The package supports logical features, to be used with an appropriate similarity measure. This example demonstrates predicting a categorical target and ranking neighbors for the HouseVotes84 dataset (from the mlbench package). The features may be logical consisting of {TRUE, FALSE} or numeric vectors consisting of {0,1}, but not factors. In this example, the factor features are converted to numeric vectors.

library(mlbench)
data(HouseVotes84)
dat <- HouseVotes84[complete.cases(HouseVotes84),] # remove any rows with N/A elements

# change all {yes,no} factors to {0,1}
feature_names <- names(dat)[!names(dat) %in% c("Class","ID")]
for (n in feature_names) {
  levels(dat[,n])[levels(dat[,n])=="n"] <- 0
  levels(dat[,n])[levels(dat[,n])=="y"] <- 1
}

# change factors to numeric
for (n in feature_names) {dat[,n] <- as.numeric(levels(dat[,n]))[dat[,n]]}

dat$ID <- c(1:nrow(dat)) #an ID column is necessary if ranks are to be calculated

train_set <- dat[1:227,]
test_set <- dat[228:232,!names(dat) %in% c("Class","ID")] #test set does not contain predicted variables or ID column

house_fit <- knn(train_set=train_set,test_set=test_set,
            k=7,
            categorical_target = "Class",
            comparison_measure="jaccard",
            return_ranked_neighbors=3,
            id="ID")

kable(house_fit$test_set_scores)
categorical_target neighbor1 neighbor2 neighbor3
424 democrat 114 96 112
427 democrat 5 47 91
428 republican 70 156 155
431 republican 115 117 152
432 democrat 57 130 135

Comparison measures

Distance measures are used for vectors with continuous elements. Similarity measures are used for logical vectors. The comparison measures used in neighbr are based on those defined in the PMML standard.

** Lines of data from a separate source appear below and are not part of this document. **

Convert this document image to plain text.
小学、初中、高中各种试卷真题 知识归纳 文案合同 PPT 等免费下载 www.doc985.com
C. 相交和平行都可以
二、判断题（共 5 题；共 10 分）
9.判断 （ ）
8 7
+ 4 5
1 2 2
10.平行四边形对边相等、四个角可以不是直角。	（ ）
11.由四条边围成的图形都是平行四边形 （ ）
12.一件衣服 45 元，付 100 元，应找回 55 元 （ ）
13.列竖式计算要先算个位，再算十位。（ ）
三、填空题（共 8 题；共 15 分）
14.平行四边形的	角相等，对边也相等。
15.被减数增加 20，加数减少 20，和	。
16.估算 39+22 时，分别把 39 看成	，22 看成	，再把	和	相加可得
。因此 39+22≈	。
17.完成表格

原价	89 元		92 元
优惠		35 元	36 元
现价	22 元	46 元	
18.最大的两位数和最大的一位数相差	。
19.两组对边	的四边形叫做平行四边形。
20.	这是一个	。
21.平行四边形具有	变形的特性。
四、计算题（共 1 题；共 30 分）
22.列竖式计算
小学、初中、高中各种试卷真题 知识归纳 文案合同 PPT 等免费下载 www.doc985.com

Functions in neighbr can be used to calculate distances or similarities between vectors directly:

distance(c(1,2.3,2.9,0.4),c(-0.3,5.3,2.9,3.3),"euclidean")
#> [1] 4.37
similarity(c(0,1,0,1,1,1),c(1,1,0,1,1,0),"tanimoto")
#> [1] 0.5
similarity(c(0,1,0,1,1,1),c(1,1,0,1,1,0),"jaccard")
#> [1] 0.6

To check which measures are available, run ?distance and ?similarity in your R session.

Neighbr and PMML

This package was developed following the KNN specification in the PMML (Predictive Model Markup Language) standard. The models produced by neighbr can be converted to PMML (using the pmml R package).

For example, to convert the model for HouseVotes84 data above:

library(pmml)
#> Loading required package: XML
house_fit_pmml <- pmml(house_fit)

More information

Additional examples and details are available in the neighbr vignette, which can also be accessed from an R session by running vignette("neighbr-help").

For additional examples on converting neighbr models to PMML, run ?pmml.neighbr after loading the pmml package in R.